On the frieze above the entrance, also in each of the two alphabetical characters, is the word—"Atiranachanda-Pallava."

This Atiranachanda-Pallarva was in all probability one of the Pallava kings of Kâṅchî (Konjiveram); but until some advance has been made in translating the inscriptions with which the Madras Presidency abounds, we must remain in ignorance of his date. Vinayâditya Satyâśraya in 694 A.D. claims to have subjugated them.1 Dr. Burnell (Pal., 2nd ed. p. 37 and Plate XII.) ascribes the elder character to A.D. 700, i.e ., the Ratha character, but the style of the characters in his grants differs from either of Atiranachanda's inscriptions, and it was only in the eighth or ninth century, according to Ellis,2 that the country was conquered by the Chôlas to whom the Pallavas were afterwards tributary.

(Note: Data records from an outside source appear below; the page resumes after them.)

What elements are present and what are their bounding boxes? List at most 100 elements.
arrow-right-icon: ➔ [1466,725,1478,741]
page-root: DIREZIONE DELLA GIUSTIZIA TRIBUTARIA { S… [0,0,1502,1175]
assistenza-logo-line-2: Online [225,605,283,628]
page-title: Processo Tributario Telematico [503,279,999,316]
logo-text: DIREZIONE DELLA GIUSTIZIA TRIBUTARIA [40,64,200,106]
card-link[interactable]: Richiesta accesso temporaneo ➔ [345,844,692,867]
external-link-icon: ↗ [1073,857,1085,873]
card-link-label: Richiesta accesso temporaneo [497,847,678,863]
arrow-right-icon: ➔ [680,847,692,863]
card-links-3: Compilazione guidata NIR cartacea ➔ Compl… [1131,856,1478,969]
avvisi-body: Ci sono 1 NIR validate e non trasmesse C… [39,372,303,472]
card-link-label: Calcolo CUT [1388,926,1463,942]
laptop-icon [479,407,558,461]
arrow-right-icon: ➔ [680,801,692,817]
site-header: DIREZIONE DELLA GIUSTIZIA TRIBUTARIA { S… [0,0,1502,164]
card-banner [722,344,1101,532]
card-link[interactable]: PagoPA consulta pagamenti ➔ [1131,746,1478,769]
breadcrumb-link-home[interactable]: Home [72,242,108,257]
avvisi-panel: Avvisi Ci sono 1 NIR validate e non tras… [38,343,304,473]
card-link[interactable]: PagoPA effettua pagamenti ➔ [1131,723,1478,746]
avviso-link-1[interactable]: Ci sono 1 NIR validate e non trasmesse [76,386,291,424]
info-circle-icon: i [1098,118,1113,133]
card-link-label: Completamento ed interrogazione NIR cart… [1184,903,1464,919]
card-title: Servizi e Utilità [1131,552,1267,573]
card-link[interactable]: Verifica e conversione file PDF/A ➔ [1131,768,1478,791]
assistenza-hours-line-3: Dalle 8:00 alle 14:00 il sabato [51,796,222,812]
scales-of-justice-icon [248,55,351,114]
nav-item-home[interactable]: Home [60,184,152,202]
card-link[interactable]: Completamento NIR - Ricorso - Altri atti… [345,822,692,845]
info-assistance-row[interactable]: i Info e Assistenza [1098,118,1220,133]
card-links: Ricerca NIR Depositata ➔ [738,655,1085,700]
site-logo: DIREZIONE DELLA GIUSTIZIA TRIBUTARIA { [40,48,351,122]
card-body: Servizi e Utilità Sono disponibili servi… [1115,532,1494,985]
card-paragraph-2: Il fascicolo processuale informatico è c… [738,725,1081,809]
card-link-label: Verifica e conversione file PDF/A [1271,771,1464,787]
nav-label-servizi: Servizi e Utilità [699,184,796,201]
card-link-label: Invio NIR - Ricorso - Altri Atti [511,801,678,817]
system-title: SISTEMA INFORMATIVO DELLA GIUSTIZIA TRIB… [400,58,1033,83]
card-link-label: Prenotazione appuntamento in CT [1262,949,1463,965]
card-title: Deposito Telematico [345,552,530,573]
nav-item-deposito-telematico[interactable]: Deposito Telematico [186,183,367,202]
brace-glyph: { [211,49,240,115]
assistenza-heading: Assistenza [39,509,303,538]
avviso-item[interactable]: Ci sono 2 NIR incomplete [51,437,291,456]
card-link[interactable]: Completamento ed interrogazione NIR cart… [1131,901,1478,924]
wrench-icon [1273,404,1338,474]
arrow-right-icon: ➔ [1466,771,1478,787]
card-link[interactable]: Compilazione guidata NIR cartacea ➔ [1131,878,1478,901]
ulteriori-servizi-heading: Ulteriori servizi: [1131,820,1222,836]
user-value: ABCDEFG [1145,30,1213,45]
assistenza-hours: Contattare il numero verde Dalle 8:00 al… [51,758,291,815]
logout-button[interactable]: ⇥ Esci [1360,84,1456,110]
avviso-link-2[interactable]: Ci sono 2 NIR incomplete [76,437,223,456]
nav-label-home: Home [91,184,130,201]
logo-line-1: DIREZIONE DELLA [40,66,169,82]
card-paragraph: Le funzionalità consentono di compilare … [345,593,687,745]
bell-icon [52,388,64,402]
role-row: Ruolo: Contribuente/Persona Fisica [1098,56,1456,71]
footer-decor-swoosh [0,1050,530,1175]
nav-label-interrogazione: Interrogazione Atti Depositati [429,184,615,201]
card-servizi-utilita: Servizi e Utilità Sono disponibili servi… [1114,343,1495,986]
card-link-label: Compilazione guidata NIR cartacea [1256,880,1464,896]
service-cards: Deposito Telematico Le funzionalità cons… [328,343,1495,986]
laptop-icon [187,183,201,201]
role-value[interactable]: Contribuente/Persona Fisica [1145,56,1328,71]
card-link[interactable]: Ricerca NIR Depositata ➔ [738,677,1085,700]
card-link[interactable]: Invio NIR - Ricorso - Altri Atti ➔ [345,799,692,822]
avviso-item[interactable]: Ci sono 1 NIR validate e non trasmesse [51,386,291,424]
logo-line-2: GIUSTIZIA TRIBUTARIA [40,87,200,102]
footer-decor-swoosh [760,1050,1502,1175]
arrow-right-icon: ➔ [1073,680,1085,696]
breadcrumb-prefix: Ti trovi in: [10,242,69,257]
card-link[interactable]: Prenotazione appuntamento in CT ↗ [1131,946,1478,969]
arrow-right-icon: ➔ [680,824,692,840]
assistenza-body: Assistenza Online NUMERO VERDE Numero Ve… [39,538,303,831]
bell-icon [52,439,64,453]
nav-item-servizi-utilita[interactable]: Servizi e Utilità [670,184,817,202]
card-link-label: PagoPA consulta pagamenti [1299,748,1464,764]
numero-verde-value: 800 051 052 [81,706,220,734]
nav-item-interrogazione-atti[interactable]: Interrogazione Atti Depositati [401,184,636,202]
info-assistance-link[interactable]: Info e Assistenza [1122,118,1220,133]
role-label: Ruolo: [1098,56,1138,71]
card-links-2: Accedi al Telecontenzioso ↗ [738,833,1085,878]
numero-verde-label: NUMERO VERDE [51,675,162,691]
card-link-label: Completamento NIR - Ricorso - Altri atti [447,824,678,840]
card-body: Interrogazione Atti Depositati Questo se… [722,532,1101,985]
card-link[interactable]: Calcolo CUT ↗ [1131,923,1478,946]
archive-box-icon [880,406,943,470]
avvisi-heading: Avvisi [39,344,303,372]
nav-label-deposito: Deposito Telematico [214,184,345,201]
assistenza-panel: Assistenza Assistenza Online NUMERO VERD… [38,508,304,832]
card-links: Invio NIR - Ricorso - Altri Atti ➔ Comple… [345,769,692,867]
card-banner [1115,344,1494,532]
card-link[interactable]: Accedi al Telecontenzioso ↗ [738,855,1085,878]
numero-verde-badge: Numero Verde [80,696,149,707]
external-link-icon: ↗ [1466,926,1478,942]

The cell contains a lingam.

Not far from this is an inscription on a rock, dated “in the 37th year of Tribhuvana-Viradeva,” otherwise called Vira Chôla Deva (p. 140), which is believed to coincide with A.D. 1116, or thereabouts.

The other cave is more accessible than that mentioned above. It is only a small cell cut out of a rock, with nine simha or Yâlî heads round the front of it (woodcut No. 40), and small ṡimhas rampant in front of each jamb.

It is a curious development of the idea of the Tiger cave at Katak (woodcut No. 12). There can be no doubt that the same fantasy governed both, but the steps that connect the two have been lost during the seven or eight centuries that elapsed between their excavation.

To the left of it are two miniature cells over elephants' heads.

  • 1. Ind. Ant. VII. 303; also II. 272; III. 152; V. 154.